Back then, only a handful of new malware family/variants were created every week, and because of this, detection approaches were really simple. Match a few bytes here or there, or search for a specific string, and you were good to go. Since the malware existed as a single binary, your detection would catch it every time.
Malware authors soon noticed that the hard work they’d put into their shiny new creations was being nullified within hours of the sample being discovered and shared. They had to come up with a new bag of tricks to evade these simple AV detection methods. And so they did.
One of the most successful tricks employed, starting in the early 90’s, was the use of polymorphic code. By wrapping their code in a layer of encryption, malware authors were able to generate new copies of their payload that were functionally identical, but structurally different enough that they evaded simple detection methods.
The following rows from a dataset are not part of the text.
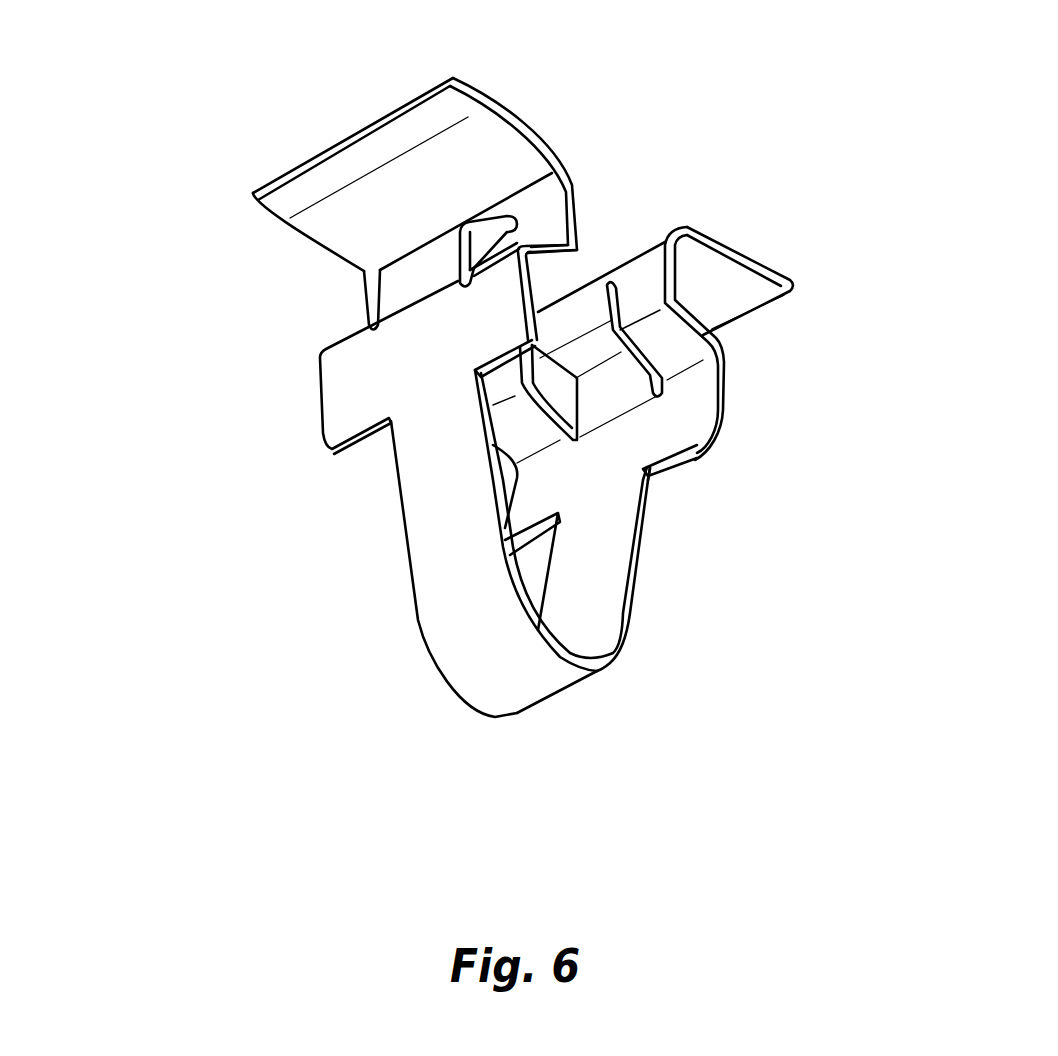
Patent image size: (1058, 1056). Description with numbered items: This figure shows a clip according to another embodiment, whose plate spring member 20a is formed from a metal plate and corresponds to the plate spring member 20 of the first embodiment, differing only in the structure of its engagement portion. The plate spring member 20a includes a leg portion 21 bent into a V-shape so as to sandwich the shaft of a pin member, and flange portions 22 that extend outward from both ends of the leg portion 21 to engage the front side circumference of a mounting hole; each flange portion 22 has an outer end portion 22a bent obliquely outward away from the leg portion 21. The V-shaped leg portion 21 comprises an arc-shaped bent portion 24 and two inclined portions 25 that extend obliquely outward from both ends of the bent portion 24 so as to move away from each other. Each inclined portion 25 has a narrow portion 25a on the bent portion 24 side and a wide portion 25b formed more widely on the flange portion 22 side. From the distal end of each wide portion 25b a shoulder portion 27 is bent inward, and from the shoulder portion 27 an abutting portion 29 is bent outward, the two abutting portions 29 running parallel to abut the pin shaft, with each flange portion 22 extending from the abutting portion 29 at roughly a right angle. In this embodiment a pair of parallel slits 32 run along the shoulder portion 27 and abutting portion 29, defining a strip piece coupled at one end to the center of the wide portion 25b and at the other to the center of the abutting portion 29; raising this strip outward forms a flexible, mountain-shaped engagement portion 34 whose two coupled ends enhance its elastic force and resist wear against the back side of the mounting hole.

The plate spring member 20 is at (150, 328).
The plate spring member 20a is at (698, 188).
The leg portion 21 is at (314, 426).
The flange portion 22 is at (727, 273).
The outer end portion 22a is at (377, 140).
The bent portion 24 is at (497, 702).
The inclined portion 25 is at (435, 580).
The narrow portion 25a is at (627, 592).
The wide portion 25b is at (665, 444).
The shoulder portion 27 is at (677, 347).
The abutting portion 29 is at (573, 203).
The slit 32 is at (660, 398).
The engagement portion 34 is at (400, 289).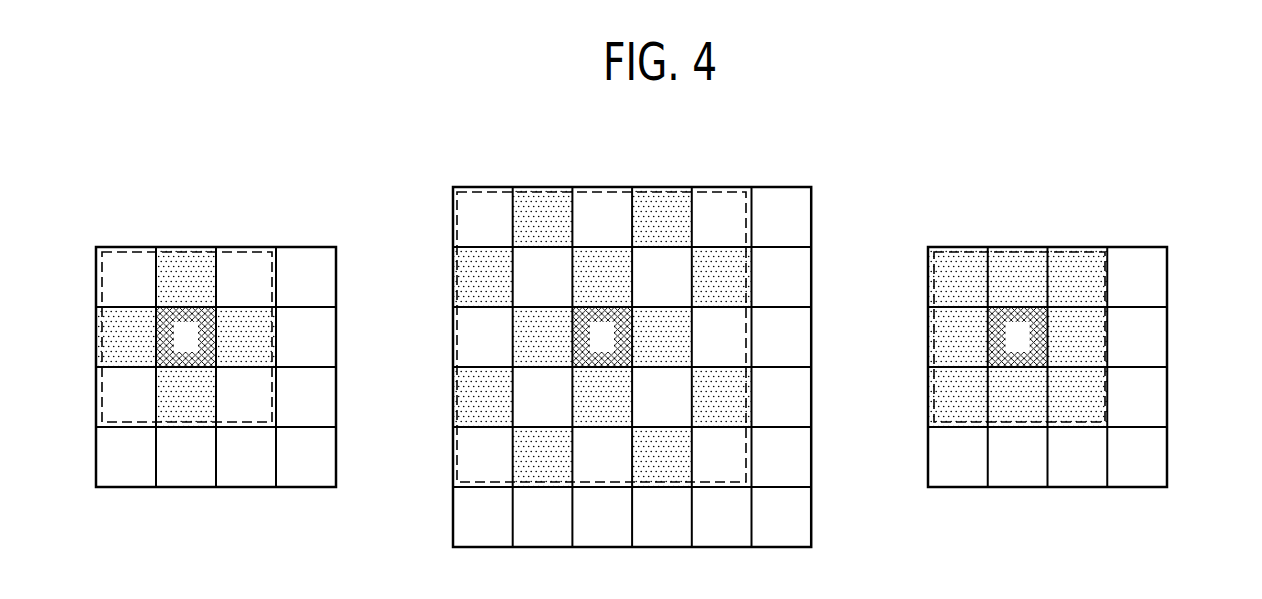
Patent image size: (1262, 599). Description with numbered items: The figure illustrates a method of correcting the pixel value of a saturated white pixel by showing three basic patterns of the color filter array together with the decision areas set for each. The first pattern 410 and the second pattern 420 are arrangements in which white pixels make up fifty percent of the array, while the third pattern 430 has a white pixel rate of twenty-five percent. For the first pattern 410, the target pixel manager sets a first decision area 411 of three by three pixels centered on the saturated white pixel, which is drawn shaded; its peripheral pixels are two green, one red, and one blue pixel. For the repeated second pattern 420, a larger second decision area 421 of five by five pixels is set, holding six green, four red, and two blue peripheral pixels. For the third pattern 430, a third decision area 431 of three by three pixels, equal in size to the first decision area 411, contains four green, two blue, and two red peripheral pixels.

Each new copy of the malware was created using a slightly different key, and the creation of the binaries themselves was automated. Every new malicious sample was generated on-demand from a server-side distribution point. Since every new sample found in the wild was unique, the file-based detection methods of the late 80’s and early 90’s fell short.
The practice of flooding the world with multiple functionally similar, but structurally different binaries still exists to this day. Malware authors still need to protect their binaries against the simplest of detection approaches (such a signature-based approaches). That malware authors provide this constant moving target for AV companies is part of the cat-and-mouse game that attackers and defenders still play to this day.
So why does prevalence work so well? It all comes down to clean files. The range of legitimate software out there, and in use by our customer base is fairly well-known. And we constantly scour the Internet for new, legitimate clean files that we can add to our list of trusted binaries. On top of that, many legitimate binaries are signed by trusted providers, making them relatively easy to whitelist. This “known-clean” file set changes rather infrequently. In contrast, we see a deluge of new malicious binaries every day (tens of thousands). Any binary not falling into either of our known-clean or known-malicious sets is simply considered unknown. And of those, the rarer the file, the more likely it is to be malicious. Endpoint behavioral analysis very often confirms that.
As an example, according to statistics generated from F-Secure’s internal systems monitoring known threats, in a random sample of malicious programs found in the first four months of 2013, 99.7% of real threats were rarely seen in our user base.
As you can probably imagine, prevalence is just as effective at stopping the sort of unique binaries employed in sophisticated targeted attacks. By utilizing a combination of prevalence and behavioral analysis, we typically do pretty well against real-world threats.